Le chef spirituel des Tibétains, âgé de 76 ans et en exil depuis 1959, a déclaré samedi qu’il déciderait « autour de ses 90 ans » de sa réincarnation. « Lorsque j’approcherai de mes 90 ans, je consulterai les grands lamas des traditions bouddhiques tibétaines, les Tibétains et les autres adeptes du bouddhisme tibétain et procéderai à une réévaluation de l’institution du dalaï-lama pour savoir si elle doit ou non être pérennisée. Ma décision sera prise sur cette base », a-t-il assuré.

Selon la tradition tibétaine, les moines doivent identifier un jeune garçon présentant des signes selon lesquels il est la réincarnation du dernier chef spirituel. Mais le dalaï-lama a évoqué dans le passé une rupture possible avec cette tradition en choisissant un successeur avant sa mort ou parmi les Tibétains en exil.

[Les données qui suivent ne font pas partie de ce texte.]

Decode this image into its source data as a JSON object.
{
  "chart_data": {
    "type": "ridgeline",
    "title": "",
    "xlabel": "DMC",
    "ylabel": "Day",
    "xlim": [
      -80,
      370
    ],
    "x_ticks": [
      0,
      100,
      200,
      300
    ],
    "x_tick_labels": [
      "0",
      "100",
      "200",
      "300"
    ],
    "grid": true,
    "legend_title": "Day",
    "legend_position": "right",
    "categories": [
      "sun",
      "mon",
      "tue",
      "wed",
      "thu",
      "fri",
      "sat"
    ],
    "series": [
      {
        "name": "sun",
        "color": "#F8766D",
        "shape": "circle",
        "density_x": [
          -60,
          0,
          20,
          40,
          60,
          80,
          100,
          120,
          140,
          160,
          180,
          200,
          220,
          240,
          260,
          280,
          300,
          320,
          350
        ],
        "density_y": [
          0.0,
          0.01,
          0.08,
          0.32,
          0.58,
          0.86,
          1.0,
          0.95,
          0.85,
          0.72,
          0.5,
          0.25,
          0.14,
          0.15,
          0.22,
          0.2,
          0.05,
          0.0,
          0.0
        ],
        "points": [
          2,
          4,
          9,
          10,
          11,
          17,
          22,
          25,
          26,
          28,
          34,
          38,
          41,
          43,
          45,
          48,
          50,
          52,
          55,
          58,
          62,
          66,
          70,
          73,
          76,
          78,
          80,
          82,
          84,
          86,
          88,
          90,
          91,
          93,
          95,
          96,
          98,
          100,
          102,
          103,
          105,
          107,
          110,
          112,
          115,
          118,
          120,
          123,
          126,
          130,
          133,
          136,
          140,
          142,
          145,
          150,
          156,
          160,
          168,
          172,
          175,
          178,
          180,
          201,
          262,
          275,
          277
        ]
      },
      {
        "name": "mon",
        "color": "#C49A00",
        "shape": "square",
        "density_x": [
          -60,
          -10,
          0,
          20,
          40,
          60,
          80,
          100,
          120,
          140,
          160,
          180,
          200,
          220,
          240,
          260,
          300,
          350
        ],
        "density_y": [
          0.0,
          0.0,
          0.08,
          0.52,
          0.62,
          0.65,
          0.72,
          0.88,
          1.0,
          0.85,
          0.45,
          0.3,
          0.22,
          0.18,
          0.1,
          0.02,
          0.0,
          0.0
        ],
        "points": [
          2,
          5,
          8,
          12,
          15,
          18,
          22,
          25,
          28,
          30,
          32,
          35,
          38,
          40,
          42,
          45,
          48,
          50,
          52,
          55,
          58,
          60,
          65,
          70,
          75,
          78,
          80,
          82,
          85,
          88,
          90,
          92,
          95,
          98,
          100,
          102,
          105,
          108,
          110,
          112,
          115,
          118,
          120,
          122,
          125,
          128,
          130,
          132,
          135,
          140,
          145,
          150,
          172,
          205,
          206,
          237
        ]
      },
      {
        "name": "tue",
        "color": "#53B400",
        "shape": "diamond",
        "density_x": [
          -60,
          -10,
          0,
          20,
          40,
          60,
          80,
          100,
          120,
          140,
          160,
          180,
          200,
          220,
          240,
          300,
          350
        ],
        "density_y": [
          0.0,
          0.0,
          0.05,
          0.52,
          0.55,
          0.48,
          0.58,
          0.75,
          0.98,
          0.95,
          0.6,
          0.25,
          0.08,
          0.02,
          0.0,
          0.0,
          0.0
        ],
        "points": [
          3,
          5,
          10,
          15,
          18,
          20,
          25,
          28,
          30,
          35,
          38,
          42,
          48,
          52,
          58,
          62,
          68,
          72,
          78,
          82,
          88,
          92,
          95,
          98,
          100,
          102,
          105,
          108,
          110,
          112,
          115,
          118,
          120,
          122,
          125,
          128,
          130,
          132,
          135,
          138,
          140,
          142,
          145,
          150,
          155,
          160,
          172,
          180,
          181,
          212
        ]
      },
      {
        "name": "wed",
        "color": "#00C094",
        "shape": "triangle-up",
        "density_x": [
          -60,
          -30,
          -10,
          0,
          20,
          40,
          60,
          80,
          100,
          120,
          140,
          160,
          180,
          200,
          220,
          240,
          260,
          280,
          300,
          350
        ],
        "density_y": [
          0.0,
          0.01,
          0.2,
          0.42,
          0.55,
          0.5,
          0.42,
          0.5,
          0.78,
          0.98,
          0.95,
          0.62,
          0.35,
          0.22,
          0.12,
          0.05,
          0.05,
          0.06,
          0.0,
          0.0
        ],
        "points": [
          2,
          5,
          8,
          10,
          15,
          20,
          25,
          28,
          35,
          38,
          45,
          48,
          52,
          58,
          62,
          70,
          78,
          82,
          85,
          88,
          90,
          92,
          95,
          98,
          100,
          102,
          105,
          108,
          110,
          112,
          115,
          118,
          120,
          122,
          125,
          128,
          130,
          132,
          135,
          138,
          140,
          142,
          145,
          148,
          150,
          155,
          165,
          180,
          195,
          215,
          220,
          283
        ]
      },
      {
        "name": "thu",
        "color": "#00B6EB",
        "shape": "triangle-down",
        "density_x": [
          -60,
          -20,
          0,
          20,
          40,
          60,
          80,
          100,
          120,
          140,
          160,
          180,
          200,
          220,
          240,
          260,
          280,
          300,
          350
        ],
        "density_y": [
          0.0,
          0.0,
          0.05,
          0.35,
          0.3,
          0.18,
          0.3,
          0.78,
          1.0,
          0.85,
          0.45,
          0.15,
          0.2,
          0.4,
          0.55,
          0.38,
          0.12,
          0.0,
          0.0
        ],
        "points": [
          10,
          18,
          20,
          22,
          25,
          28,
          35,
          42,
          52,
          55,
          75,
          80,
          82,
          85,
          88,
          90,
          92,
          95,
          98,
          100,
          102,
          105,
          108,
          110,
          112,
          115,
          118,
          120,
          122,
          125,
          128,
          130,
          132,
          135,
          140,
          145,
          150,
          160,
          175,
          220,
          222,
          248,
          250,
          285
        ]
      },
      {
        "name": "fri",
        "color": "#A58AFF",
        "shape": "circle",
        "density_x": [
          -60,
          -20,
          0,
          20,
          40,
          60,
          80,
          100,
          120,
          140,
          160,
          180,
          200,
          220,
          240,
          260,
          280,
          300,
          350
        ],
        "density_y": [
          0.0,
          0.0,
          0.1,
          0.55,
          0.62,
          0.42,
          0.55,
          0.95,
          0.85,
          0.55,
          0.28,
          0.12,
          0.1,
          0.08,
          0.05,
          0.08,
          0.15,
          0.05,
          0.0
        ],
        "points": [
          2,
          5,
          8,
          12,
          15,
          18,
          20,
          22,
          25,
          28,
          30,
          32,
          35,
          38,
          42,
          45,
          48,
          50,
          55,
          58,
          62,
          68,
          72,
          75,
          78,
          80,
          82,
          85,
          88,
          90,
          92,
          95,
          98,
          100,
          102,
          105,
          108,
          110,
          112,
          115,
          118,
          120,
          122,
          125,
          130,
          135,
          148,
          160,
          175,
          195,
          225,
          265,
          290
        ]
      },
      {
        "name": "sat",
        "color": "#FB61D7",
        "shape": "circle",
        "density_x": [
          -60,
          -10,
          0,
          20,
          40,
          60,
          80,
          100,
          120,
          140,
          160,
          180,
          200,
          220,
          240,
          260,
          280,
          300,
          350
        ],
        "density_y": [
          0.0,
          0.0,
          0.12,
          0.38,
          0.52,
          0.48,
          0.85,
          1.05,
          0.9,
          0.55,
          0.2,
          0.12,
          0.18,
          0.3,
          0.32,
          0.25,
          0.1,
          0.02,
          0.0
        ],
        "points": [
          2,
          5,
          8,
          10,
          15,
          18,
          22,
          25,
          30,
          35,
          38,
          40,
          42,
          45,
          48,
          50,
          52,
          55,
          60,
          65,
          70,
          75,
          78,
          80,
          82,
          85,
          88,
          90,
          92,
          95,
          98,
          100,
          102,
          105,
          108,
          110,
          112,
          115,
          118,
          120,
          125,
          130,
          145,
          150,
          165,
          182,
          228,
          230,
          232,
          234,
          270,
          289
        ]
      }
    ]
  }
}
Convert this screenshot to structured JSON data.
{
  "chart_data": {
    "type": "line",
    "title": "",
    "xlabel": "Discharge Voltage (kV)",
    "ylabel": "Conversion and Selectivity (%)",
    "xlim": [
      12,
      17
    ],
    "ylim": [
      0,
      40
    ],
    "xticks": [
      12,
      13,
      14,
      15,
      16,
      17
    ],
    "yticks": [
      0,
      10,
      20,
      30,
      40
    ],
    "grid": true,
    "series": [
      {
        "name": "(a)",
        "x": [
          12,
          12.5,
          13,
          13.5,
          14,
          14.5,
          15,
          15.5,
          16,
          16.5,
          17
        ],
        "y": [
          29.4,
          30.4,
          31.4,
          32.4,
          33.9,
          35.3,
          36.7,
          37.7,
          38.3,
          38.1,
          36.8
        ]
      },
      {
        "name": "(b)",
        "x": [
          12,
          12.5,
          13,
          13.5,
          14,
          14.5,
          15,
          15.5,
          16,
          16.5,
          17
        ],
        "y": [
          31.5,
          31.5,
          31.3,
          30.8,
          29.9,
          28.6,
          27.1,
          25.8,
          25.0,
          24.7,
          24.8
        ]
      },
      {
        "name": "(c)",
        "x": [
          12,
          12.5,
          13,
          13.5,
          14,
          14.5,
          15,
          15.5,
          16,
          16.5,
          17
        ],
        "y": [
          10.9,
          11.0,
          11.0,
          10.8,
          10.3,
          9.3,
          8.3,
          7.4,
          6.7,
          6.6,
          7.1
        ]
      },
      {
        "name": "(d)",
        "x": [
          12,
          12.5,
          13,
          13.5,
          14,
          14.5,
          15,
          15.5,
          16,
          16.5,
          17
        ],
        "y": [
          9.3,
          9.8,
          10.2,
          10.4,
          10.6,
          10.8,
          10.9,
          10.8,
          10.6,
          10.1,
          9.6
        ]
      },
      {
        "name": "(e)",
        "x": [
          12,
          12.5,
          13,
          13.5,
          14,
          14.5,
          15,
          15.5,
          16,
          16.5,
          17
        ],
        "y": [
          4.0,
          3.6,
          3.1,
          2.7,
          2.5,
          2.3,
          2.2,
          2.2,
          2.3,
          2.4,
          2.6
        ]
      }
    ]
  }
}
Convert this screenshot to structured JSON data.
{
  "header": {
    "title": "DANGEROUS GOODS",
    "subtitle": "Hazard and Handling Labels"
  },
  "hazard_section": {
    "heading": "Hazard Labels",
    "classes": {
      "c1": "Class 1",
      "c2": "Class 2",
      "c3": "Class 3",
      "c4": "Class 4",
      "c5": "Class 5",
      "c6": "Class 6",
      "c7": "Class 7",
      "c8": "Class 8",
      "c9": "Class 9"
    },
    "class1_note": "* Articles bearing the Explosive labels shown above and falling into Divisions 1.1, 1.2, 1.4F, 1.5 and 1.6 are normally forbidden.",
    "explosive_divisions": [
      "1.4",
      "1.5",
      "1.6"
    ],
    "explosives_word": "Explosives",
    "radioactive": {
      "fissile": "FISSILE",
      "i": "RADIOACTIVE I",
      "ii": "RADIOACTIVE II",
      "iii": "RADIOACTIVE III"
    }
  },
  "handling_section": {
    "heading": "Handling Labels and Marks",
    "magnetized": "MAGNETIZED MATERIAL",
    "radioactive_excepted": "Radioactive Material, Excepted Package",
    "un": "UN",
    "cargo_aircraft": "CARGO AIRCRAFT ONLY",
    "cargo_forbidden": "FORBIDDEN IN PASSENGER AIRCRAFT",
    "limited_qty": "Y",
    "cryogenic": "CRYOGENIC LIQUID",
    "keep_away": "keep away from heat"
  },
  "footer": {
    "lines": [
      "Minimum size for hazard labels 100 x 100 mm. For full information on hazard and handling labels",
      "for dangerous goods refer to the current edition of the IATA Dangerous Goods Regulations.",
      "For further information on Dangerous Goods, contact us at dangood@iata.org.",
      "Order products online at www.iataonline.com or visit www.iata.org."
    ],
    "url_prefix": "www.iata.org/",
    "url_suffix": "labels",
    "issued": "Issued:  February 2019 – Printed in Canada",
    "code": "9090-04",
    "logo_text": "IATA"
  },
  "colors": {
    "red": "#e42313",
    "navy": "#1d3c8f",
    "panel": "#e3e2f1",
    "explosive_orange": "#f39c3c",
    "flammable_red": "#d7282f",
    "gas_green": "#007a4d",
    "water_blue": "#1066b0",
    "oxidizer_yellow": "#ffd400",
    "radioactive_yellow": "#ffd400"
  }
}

Il a aussi dit qu’il pourrait être ouvert à une élection du prochain dalaï-lama.

« Un ensemble de rituels religieux et de conventions historiques interviennent dans la réincarnation du dalaï-lama et il n’y a jamais eu la coutume d’un dalaï-lama choisissant son propre successeur », a affirmé M. Hong. La Chine affirme avoir « libéré pacifiquement » le Tibet en l’occupant en 1951 et contrôle très étroitement cette région autonome.